Snake Pass can help realize everyone’s lifelong dream of being a klutzy snake

Snake Pass can help realize everyone’s lifelong dream of being a klutzy snake

Hello, Gameologerinos, and welcome to our weekly thread for the discussion of weekend gaming plans and recent gaming glories. I have a handful of new releases vying for my attention this weekend, but the one I’m looking forward to spending some time exploring a bit more is Snake Pass. People have been conflating this with Yooka-Laylee, the release of which is just around the corner, thinking that they’re both homages to Rare’s Nintendo 64-era 3-D platformers: colorful games where you run around collecting baubles and interacting with googly-eyed cartoon characters. Yooka-Laylee is definitely that. In fact, it’s pretty much a carbon copy of Banjo-Kazooie. Snake Pass, however, has as much in common with physics-based fumble-fests like Octodad as it does Rare’s beloved platformers.

Yes, the game is delightfully vibrant and you collect things and the excellent music was composed by David Wise of Donkey Kong Country fame, but the similarities end there. Snake Pass has you controlling Noodle, a doofy cartoon serpent; more specifically, you control Noodle’s head, holding a trigger to move in the direction it’s pointing and holding a button to lift it up. Using those two inputs, as well as a third that makes your body grip whatever it’s wrapped around, you’re tasked with slithering and climbing around a series of levels and collecting some gems to open up the goal.

The controls really are what set it apart.
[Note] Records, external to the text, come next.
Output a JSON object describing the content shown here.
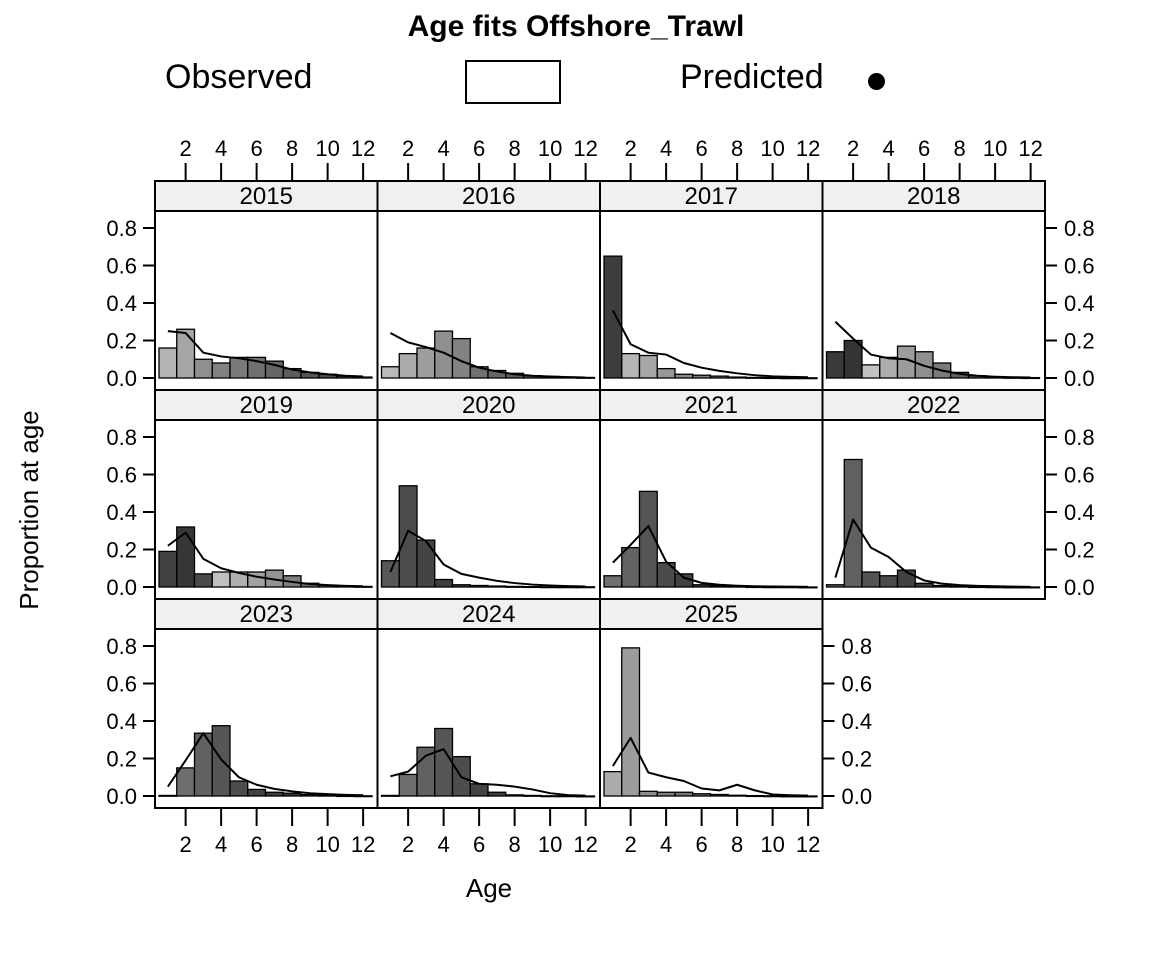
{
  "title": "Age fits Offshore_Trawl",
  "legend": {
    "observed_label": "Observed",
    "predicted_label": "Predicted",
    "observed_swatch": "open-rectangle",
    "predicted_marker": "filled-dot"
  },
  "axes": {
    "x_label": "Age",
    "y_label": "Proportion at age"
  },
  "colors": {
    "strip_bg": "#f0f0f0",
    "panel_bg": "#ffffff",
    "stroke": "#000000"
  },
  "chart_data": {
    "type": "bar",
    "subtype": "lattice-age-composition-fit",
    "title": "Age fits Offshore_Trawl",
    "xlabel": "Age",
    "ylabel": "Proportion at age",
    "x_ticks": [
      2,
      4,
      6,
      8,
      10,
      12
    ],
    "y_ticks": [
      "0.0",
      "0.2",
      "0.4",
      "0.6",
      "0.8"
    ],
    "ages": [
      1,
      2,
      3,
      4,
      5,
      6,
      7,
      8,
      9,
      10,
      11,
      12
    ],
    "ylim": [
      0,
      0.89
    ],
    "grid": false,
    "legend_position": "top",
    "series_names": [
      "Observed",
      "Predicted"
    ],
    "layout_rows": [
      [
        "2015",
        "2016",
        "2017",
        "2018"
      ],
      [
        "2019",
        "2020",
        "2021",
        "2022"
      ],
      [
        "2023",
        "2024",
        "2025",
        null
      ]
    ],
    "panels": [
      {
        "year": "2015",
        "observed": [
          0.16,
          0.26,
          0.1,
          0.08,
          0.11,
          0.11,
          0.09,
          0.05,
          0.03,
          0.02,
          0.01,
          0.005
        ],
        "predicted": [
          0.25,
          0.24,
          0.135,
          0.115,
          0.105,
          0.09,
          0.07,
          0.045,
          0.03,
          0.02,
          0.012,
          0.008
        ],
        "fills": [
          "#b3b3b3",
          "#a6a6a6",
          "#8f8f8f",
          "#828282",
          "#7a7a7a",
          "#707070",
          "#666666",
          "#5c5c5c",
          "#545454",
          "#4d4d4d",
          "#474747",
          "#424242"
        ]
      },
      {
        "year": "2016",
        "observed": [
          0.06,
          0.13,
          0.16,
          0.25,
          0.21,
          0.06,
          0.04,
          0.025,
          0.012,
          0.008,
          0.005,
          0.003
        ],
        "predicted": [
          0.24,
          0.19,
          0.165,
          0.135,
          0.09,
          0.055,
          0.035,
          0.02,
          0.012,
          0.008,
          0.005,
          0.003
        ],
        "fills": [
          "#bababa",
          "#ababab",
          "#9e9e9e",
          "#8f8f8f",
          "#838383",
          "#707070",
          "#666666",
          "#5c5c5c",
          "#545454",
          "#4d4d4d",
          "#474747",
          "#424242"
        ]
      },
      {
        "year": "2017",
        "observed": [
          0.65,
          0.13,
          0.12,
          0.05,
          0.02,
          0.015,
          0.01,
          0.005,
          0.003,
          0.002,
          0.001,
          0.001
        ],
        "predicted": [
          0.36,
          0.18,
          0.135,
          0.125,
          0.08,
          0.055,
          0.038,
          0.025,
          0.015,
          0.009,
          0.006,
          0.004
        ],
        "fills": [
          "#3d3d3d",
          "#b5b5b5",
          "#a6a6a6",
          "#989898",
          "#8a8a8a",
          "#7d7d7d",
          "#717171",
          "#666666",
          "#5c5c5c",
          "#545454",
          "#4d4d4d",
          "#474747"
        ]
      },
      {
        "year": "2018",
        "observed": [
          0.14,
          0.2,
          0.07,
          0.11,
          0.17,
          0.14,
          0.08,
          0.03,
          0.012,
          0.006,
          0.003,
          0.002
        ],
        "predicted": [
          0.3,
          0.21,
          0.125,
          0.105,
          0.1,
          0.065,
          0.04,
          0.022,
          0.012,
          0.007,
          0.004,
          0.003
        ],
        "fills": [
          "#3a3a3a",
          "#343434",
          "#c2c2c2",
          "#adadad",
          "#9c9c9c",
          "#8f8f8f",
          "#7a7a7a",
          "#606060",
          "#565656",
          "#4e4e4e",
          "#484848",
          "#434343"
        ]
      },
      {
        "year": "2019",
        "observed": [
          0.19,
          0.32,
          0.07,
          0.08,
          0.08,
          0.08,
          0.09,
          0.06,
          0.02,
          0.01,
          0.005,
          0.003
        ],
        "predicted": [
          0.22,
          0.29,
          0.15,
          0.1,
          0.075,
          0.055,
          0.04,
          0.027,
          0.016,
          0.01,
          0.006,
          0.004
        ],
        "fills": [
          "#424242",
          "#373737",
          "#4a4a4a",
          "#c0c0c0",
          "#b0b0b0",
          "#a1a1a1",
          "#939393",
          "#7e7e7e",
          "#6b6b6b",
          "#5d5d5d",
          "#535353",
          "#4b4b4b"
        ]
      },
      {
        "year": "2020",
        "observed": [
          0.14,
          0.54,
          0.25,
          0.04,
          0.012,
          0.008,
          0.005,
          0.003,
          0.002,
          0.001,
          0.001,
          0.001
        ],
        "predicted": [
          0.08,
          0.3,
          0.245,
          0.12,
          0.07,
          0.05,
          0.033,
          0.021,
          0.013,
          0.008,
          0.005,
          0.003
        ],
        "fills": [
          "#585858",
          "#4c4c4c",
          "#444444",
          "#3e3e3e",
          "#393939",
          "#353535",
          "#323232",
          "#303030",
          "#2e2e2e",
          "#2d2d2d",
          "#2c2c2c",
          "#2b2b2b"
        ]
      },
      {
        "year": "2021",
        "observed": [
          0.06,
          0.21,
          0.51,
          0.13,
          0.07,
          0.012,
          0.007,
          0.004,
          0.002,
          0.001,
          0.001,
          0.0
        ],
        "predicted": [
          0.13,
          0.225,
          0.325,
          0.135,
          0.05,
          0.022,
          0.012,
          0.007,
          0.004,
          0.003,
          0.002,
          0.001
        ],
        "fills": [
          "#707070",
          "#636363",
          "#555555",
          "#4b4b4b",
          "#424242",
          "#3b3b3b",
          "#363636",
          "#323232",
          "#2f2f2f",
          "#2d2d2d",
          "#2b2b2b",
          "#2a2a2a"
        ]
      },
      {
        "year": "2022",
        "observed": [
          0.012,
          0.68,
          0.08,
          0.06,
          0.09,
          0.02,
          0.008,
          0.004,
          0.002,
          0.001,
          0.0,
          0.0
        ],
        "predicted": [
          0.05,
          0.36,
          0.21,
          0.16,
          0.08,
          0.035,
          0.018,
          0.01,
          0.006,
          0.004,
          0.002,
          0.001
        ],
        "fills": [
          "#6e6e6e",
          "#606060",
          "#545454",
          "#4b4b4b",
          "#424242",
          "#3b3b3b",
          "#363636",
          "#323232",
          "#2f2f2f",
          "#2d2d2d",
          "#2b2b2b",
          "#2a2a2a"
        ]
      },
      {
        "year": "2023",
        "observed": [
          0.003,
          0.15,
          0.335,
          0.375,
          0.08,
          0.035,
          0.02,
          0.015,
          0.008,
          0.004,
          0.002,
          0.001
        ],
        "predicted": [
          0.05,
          0.19,
          0.335,
          0.195,
          0.1,
          0.06,
          0.038,
          0.025,
          0.015,
          0.01,
          0.006,
          0.004
        ],
        "fills": [
          "#7d7d7d",
          "#6f6f6f",
          "#616161",
          "#565656",
          "#4c4c4c",
          "#434343",
          "#3c3c3c",
          "#363636",
          "#313131",
          "#2e2e2e",
          "#2b2b2b",
          "#292929"
        ]
      },
      {
        "year": "2024",
        "observed": [
          0.003,
          0.115,
          0.26,
          0.36,
          0.21,
          0.065,
          0.02,
          0.006,
          0.003,
          0.001,
          0.001,
          0.0
        ],
        "predicted": [
          0.105,
          0.13,
          0.215,
          0.25,
          0.1,
          0.065,
          0.06,
          0.05,
          0.035,
          0.015,
          0.005,
          0.002
        ],
        "fills": [
          "#7a7a7a",
          "#6e6e6e",
          "#616161",
          "#565656",
          "#4d4d4d",
          "#444444",
          "#3d3d3d",
          "#373737",
          "#323232",
          "#2e2e2e",
          "#2b2b2b",
          "#292929"
        ]
      },
      {
        "year": "2025",
        "observed": [
          0.13,
          0.79,
          0.025,
          0.02,
          0.02,
          0.012,
          0.008,
          0.004,
          0.002,
          0.001,
          0.0,
          0.0
        ],
        "predicted": [
          0.16,
          0.31,
          0.125,
          0.1,
          0.08,
          0.04,
          0.03,
          0.06,
          0.03,
          0.008,
          0.004,
          0.002
        ],
        "fills": [
          "#ababab",
          "#9c9c9c",
          "#8e8e8e",
          "#818181",
          "#757575",
          "#6a6a6a",
          "#606060",
          "#575757",
          "#4f4f4f",
          "#484848",
          "#424242",
          "#3d3d3d"
        ]
      }
    ]
  }
}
It’s a difficult concept to grasp, but the key to getting anywhere is wrapping yourself around the various objects in these levels and making sure your weight is well supported enough so that you don’t slide off. Something as simple as climbing a tower, for example, is an exhausting exercise but really satisfying when you manage to get to the top and are free to lower Noodle’s head, dropping it to a relaxed position like a poetic reflection of your relieved shoulders. Like Octodad and its awkward brethren, getting the hang of things isn’t easy and there’s equal measures of comedy and frustration to be had from watching your miserable klutz of a snake go flailing off the side of a level. It’s a novel concept executed well, and I’m looking forward to getting deeper into it. Snake Pass is currently available on Xbox One, PlayStation 4, Windows, and Nintendo Switch.